From software, audio to video are being illegaly copied and everytime the major brands try to implement some kind of protection. They always claim their protection to be perfect, and yet it is always broken, for it is quite simple:

As long as the intended user has the platform on which he`ll run it in his own possession he can always adapt it in someway to extract the data. Even the best video protection can’t beat making a bypass in your monitor to acquire the image on your screen.

Even protecting something like a DVD is almost impossible. The dvd player hardware and software must be able to read what’s on the cd, and a protection must be able to be read to. Also there must be dvd writers to write a protection. Now all major brands can say they’ll put a protection in their DVD burners to protect from writing to the DVD protection section, but then another brand creates their DVD burners that can write to it and everyone will buy those which the big brands won’t let happen. And even if they got the disk itself truly protected someone can emulate the DVD using software or even hardware.

Also there are things that allow itself to be copied, but the original copier can be tracked; this by putting in every video/song/software a unique signature which can be tracked back to the store which then can track it back to the person who copied it. Sounds great, would be impossible to forge when they use strong RSA like cryptography, just one problem, when inserting random trash instead of the signature someone can know the piece is illegal but cannot track someone, hopeless.

The only, and only way, to stop illegal copying is making buying legaly less of an effort than acquiring illegaly.
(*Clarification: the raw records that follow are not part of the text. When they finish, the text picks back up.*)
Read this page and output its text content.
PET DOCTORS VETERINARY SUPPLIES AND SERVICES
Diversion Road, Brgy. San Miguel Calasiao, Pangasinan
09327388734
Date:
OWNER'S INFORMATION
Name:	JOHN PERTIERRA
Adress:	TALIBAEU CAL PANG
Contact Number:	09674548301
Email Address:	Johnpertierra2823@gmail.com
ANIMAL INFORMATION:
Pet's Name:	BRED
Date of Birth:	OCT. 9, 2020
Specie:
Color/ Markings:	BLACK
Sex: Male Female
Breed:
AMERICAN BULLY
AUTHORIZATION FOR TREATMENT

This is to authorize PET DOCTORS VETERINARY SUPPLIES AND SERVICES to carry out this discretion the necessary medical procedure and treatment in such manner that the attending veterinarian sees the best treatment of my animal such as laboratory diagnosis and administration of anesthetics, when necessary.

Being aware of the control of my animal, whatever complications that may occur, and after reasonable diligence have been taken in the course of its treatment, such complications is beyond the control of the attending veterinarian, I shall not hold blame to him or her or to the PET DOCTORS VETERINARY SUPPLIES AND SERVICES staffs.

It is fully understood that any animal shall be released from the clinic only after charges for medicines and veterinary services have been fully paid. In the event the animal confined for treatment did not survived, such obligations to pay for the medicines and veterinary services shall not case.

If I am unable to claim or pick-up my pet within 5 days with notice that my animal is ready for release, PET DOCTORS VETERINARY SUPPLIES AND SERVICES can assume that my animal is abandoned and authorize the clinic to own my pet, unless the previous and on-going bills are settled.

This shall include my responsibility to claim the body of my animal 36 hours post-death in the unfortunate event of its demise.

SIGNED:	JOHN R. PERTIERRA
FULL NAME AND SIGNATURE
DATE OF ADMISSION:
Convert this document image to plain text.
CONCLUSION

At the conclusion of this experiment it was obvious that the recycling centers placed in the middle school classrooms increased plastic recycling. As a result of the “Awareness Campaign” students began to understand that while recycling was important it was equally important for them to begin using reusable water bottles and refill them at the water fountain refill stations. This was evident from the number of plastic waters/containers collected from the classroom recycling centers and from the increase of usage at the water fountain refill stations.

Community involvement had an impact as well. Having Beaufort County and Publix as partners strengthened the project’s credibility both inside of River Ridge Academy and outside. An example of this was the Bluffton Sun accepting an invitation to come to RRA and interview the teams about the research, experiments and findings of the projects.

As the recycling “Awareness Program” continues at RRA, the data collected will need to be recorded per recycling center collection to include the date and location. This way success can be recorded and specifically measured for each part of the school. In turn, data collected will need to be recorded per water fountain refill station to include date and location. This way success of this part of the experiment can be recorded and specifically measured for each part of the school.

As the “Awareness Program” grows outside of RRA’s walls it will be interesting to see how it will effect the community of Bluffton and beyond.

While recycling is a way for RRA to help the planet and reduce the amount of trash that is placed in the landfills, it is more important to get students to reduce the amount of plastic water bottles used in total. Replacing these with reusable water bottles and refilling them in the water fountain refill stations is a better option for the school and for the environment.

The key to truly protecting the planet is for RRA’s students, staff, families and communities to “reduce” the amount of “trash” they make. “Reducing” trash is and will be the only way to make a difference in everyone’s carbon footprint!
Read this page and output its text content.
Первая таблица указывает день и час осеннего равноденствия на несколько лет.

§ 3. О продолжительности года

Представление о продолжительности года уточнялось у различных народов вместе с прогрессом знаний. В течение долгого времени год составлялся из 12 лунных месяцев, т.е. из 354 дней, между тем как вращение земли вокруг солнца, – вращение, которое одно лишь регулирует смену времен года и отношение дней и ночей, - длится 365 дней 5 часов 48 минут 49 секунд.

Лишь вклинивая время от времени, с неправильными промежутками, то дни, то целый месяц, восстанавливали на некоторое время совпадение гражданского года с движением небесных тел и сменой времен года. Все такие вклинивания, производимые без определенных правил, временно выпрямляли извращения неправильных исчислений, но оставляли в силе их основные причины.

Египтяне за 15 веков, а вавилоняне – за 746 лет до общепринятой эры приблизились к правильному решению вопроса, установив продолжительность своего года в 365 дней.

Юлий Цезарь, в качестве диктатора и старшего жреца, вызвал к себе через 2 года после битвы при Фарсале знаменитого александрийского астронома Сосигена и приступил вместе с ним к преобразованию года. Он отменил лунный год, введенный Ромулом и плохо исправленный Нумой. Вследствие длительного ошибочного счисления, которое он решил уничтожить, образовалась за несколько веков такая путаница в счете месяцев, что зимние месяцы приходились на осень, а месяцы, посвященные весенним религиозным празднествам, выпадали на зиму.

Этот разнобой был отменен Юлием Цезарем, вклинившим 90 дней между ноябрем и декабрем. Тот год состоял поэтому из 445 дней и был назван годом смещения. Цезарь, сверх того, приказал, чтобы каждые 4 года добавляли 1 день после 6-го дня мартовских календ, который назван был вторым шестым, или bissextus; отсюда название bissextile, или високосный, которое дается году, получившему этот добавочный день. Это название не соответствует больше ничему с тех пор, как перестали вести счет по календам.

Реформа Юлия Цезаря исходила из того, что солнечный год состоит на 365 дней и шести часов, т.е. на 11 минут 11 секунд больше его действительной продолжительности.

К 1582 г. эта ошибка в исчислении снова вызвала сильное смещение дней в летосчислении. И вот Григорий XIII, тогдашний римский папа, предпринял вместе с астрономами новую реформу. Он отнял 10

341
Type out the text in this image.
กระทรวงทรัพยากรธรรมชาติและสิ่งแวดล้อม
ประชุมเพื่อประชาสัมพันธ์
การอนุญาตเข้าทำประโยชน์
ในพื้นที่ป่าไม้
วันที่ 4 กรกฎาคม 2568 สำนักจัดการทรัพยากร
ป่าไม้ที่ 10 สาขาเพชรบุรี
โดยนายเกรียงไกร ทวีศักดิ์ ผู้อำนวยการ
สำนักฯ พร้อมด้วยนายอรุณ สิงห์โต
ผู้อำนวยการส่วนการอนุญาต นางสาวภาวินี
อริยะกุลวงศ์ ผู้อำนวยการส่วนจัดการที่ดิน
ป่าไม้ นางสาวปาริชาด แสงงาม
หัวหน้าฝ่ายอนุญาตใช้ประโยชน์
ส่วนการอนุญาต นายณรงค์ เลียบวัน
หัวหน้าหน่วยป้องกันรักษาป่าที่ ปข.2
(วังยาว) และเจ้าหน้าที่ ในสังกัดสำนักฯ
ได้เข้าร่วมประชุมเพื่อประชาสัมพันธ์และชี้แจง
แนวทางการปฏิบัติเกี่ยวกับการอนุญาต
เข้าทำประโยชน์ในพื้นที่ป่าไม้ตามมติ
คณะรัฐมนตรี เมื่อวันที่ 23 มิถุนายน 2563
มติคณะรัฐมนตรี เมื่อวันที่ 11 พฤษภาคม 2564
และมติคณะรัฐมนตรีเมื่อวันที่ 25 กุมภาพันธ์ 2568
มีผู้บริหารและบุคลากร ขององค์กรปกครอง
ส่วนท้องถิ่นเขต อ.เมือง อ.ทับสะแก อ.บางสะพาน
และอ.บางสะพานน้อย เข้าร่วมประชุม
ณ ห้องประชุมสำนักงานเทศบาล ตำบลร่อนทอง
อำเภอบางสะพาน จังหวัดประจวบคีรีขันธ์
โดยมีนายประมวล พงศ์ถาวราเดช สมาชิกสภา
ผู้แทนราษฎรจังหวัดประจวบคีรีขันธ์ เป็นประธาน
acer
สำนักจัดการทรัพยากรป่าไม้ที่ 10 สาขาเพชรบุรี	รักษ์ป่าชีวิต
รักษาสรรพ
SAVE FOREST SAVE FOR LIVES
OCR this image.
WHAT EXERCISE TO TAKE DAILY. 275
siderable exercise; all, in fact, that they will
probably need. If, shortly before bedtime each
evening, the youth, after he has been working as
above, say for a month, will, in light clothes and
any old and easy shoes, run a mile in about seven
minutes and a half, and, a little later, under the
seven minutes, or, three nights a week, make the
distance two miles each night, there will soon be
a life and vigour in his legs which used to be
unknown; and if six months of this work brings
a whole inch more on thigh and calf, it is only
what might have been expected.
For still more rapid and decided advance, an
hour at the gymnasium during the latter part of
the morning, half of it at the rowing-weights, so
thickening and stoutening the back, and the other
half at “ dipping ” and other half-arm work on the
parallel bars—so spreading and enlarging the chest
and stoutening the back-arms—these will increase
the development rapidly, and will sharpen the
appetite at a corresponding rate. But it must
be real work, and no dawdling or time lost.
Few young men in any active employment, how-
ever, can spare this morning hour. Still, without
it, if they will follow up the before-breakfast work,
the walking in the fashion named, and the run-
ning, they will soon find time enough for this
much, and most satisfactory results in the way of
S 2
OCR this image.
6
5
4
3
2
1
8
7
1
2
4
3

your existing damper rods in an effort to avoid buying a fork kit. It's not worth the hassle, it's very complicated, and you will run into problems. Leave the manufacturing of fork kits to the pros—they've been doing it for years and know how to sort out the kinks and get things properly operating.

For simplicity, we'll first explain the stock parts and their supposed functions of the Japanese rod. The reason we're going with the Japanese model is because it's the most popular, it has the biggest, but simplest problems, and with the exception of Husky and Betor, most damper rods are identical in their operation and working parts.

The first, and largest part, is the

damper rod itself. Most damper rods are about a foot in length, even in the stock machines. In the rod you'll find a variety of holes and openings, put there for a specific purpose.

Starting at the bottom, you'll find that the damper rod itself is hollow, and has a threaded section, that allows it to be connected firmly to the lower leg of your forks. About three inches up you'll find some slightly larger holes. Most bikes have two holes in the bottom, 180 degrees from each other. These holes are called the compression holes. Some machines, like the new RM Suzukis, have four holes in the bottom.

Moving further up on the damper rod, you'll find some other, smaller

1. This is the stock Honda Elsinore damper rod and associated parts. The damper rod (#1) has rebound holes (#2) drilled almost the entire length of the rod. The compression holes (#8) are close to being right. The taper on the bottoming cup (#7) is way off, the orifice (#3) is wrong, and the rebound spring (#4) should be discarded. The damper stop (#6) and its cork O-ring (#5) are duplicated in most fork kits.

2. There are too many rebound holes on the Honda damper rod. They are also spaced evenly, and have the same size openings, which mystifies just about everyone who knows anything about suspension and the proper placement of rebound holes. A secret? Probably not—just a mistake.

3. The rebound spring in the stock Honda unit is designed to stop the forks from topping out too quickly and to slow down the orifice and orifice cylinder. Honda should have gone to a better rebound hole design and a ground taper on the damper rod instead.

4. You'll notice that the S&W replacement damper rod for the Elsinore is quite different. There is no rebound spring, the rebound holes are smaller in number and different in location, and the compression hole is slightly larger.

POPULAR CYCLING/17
I hope they will relize this sooner or later for honoustly I`m becoming sick of all those ‘magic’ protections.

PHP Security Consortium

The PHPSC is a site managing a lot of resources on PHP security.

For all those starting or sometimes using PHP this is a must read.

Also I’d advice for people who want to know whether there site is safe enough is to try to play the other site by trying out hacking yourself: hackthissite.org. It is easier than you might have thought.